EY’s top-ten challenge ranking for 2026 also includes rising costs and productivity concerns, capital requirements, resource and reserve limitations, license to operate considerations, workforce challenges, geopolitical tensions, digital transformation and innovation demands, sustainability requirements, and evolving business models.

Financial and productivity pressures have intensified, with royalty payments seeing a substantial increase. In 2024, International Council on Mining and Metals (ICMM) member companies paid US$13.4 billion in royalties and US$28.6 billion in corporate income tax to host countries. This pushed combined royalty and corporate income tax rates to 40.6 percent, marking a 7.7 percent increase year-over-year. These financial burdens are compounded by labor shortages, expanding trade tariffs, elevated energy expenses, and supply chain disruptions, all of which contribute to higher logistics and procurement costs. These inefficiencies negatively impact profit margins and reduce operational agility.

Capital investment, while descending from the top position held the previous year, remains a critical challenge, ranking third on EY’s list.

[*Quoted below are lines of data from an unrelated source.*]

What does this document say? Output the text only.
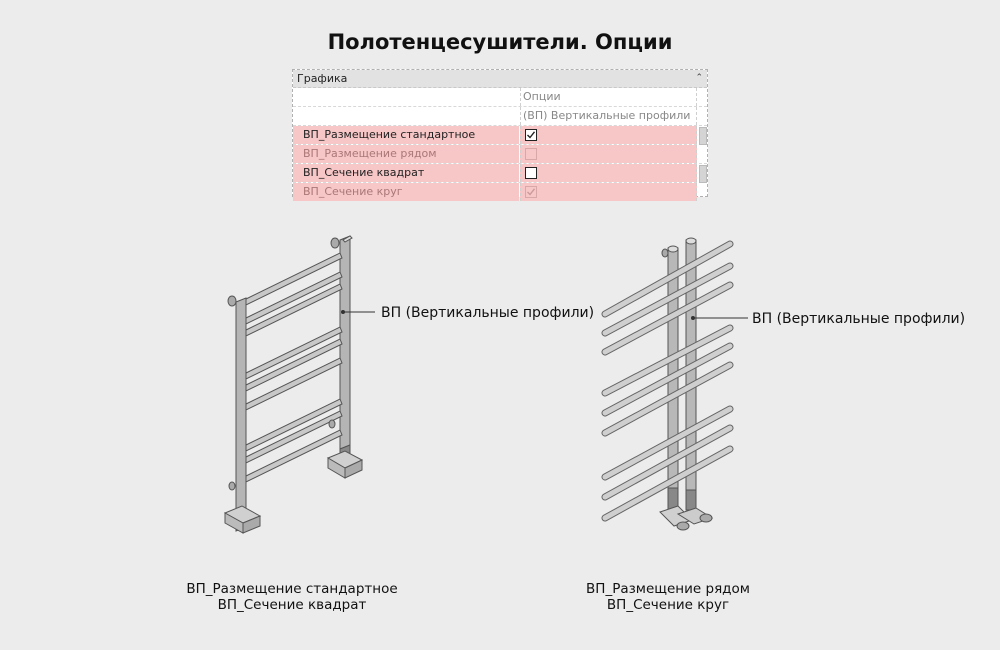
Полотенцесушители. Опции
Графика	⌃
Опции
(ВП) Вертикальные профили
ВП_Размещение стандартное
ВП_Размещение рядом
ВП_Сечение квадрат
ВП_Сечение круг
ВП (Вертикальные профили)	ВП (Вертикальные профили)
ВП_Размещение стандартное
ВП_Сечение квадрат
ВП_Размещение рядом
ВП_Сечение круг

Mining companies are increasingly competing for investment capital in markets heavily influenced by technology sector investments. The weighted average cost of capital for mining has more than doubled in comparison to major technology companies, a trend attributed to higher interest rates and the sector’s inherent capital intensity.

Perhaps the most concerning medium-term threat highlighted is the acute labor crisis. Some reports project significant retirements within Canada’s mining workforce in the coming years, with insufficient candidates to fill these roles. Seventy-five percent of surveyed executives expressed limited confidence in their ability to resolve this staffing crisis, which, despite ranking sixth among the top challenges, was a recurring theme throughout the EY report. Insufficient staffing, whether due to a lack of qualified candidates or vacant positions, directly leads to reduced productivity, increased operational costs, and compromised safety outcomes. The industry faces intense competition for specialized expertise, driving up labor compensation while simultaneously struggling to attract new talent to mining careers.

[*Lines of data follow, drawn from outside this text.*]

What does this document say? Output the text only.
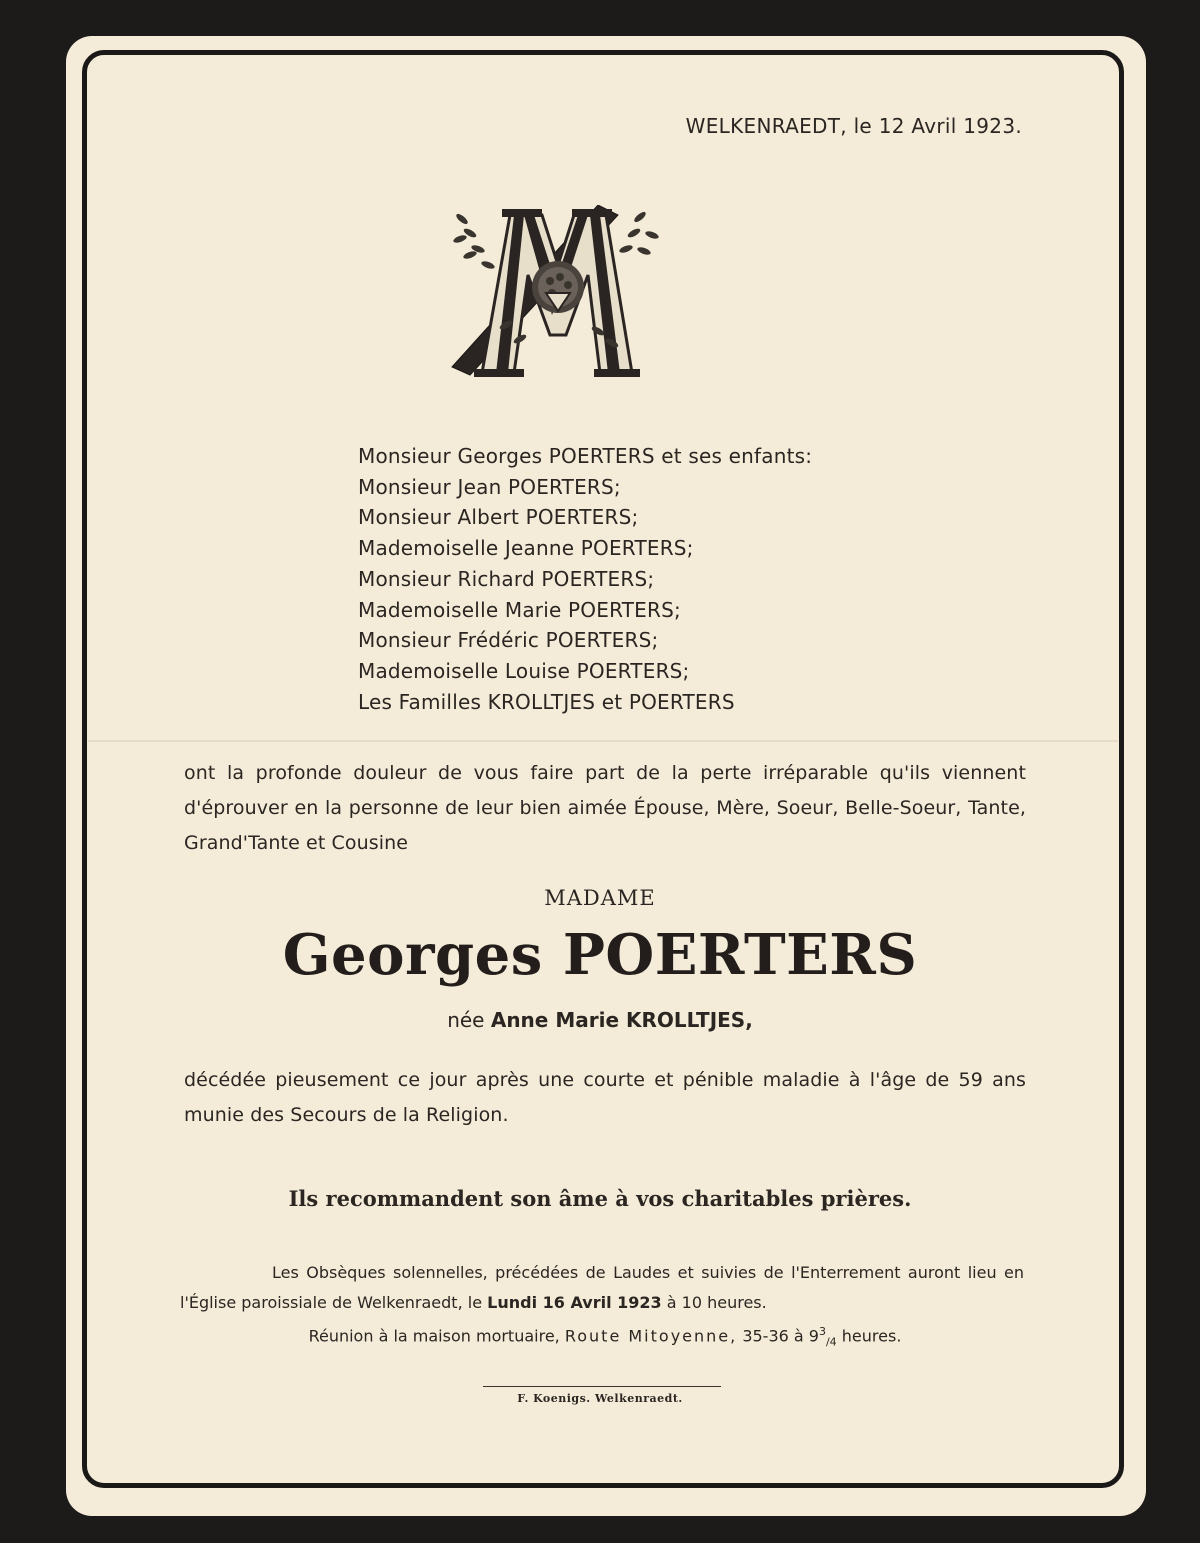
WELKENRAEDT, le 12 Avril 1923.
Monsieur Georges POERTERS et ses enfants:
Monsieur Jean POERTERS;
Monsieur Albert POERTERS;
Mademoiselle Jeanne POERTERS;
Monsieur Richard POERTERS;
Mademoiselle Marie POERTERS;
Monsieur Frédéric POERTERS;
Mademoiselle Louise POERTERS;
Les Familles KROLLTJES et POERTERS
ont la profonde douleur de vous faire part de la perte irréparable qu'ils viennent d'éprouver en la personne de leur bien aimée Épouse, Mère, Soeur, Belle-Soeur, Tante, Grand'Tante et Cousine
MADAME
Georges POERTERS
née Anne Marie KROLLTJES,
décédée pieusement ce jour après une courte et pénible maladie à l'âge de 59 ans munie des Secours de la Religion.
Ils recommandent son âme à vos charitables prières.
Les Obsèques solennelles, précédées de Laudes et suivies de l'Enterrement auront lieu en l'Église paroissiale de Welkenraedt, le Lundi 16 Avril 1923 à 10 heures.
Réunion à la maison mortuaire, Route Mitoyenne, 35-36 à $9^3_{/4}$ heures.
F. Koenigs. Welkenraedt.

In response to these multifaceted challenges, EY recommends strategic pathways involving targeted investments in productivity improvements. This includes implementing sophisticated management operating systems, adopting advanced processing technologies for lower-grade ore recovery, and utilizing predictive analytics for preventive maintenance programs to mitigate operational risks.

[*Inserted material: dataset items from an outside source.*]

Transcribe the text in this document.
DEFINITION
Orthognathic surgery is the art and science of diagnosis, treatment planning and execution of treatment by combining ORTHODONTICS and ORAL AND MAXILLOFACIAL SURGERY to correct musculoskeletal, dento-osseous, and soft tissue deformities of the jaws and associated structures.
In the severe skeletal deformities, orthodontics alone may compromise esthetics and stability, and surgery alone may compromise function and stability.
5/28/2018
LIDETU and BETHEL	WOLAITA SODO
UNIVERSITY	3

District-level collaboration is identified as a particularly promising avenue for growth in 2026. Joint ventures and partnerships among neighboring mining operations can facilitate resource sharing, improved complexity management, and operational optimization. Examples of successful collaboration include partnerships in Ontario’s Ring of Fire region with Indigenous nations and agreements among mining companies, underscoring the viability of collective approaches.

The report places significant emphasis on long-term planning, acknowledging the rapidly shifting geopolitical landscape and its potential to disrupt mineral supply chains. Strategic initiatives such as brownfield reprocessing and collaborative partnerships are suggested to align individual company interests with broader societal needs, recognizing the essential role of minerals and metals in sustaining global life systems.

Comprehensive strategies for navigating the sector’s complex landscape in 2026 also involve human-centered approaches, investments in digital innovation, transparent communication with investors, integration of renewable energy sources, and enhanced community engagement.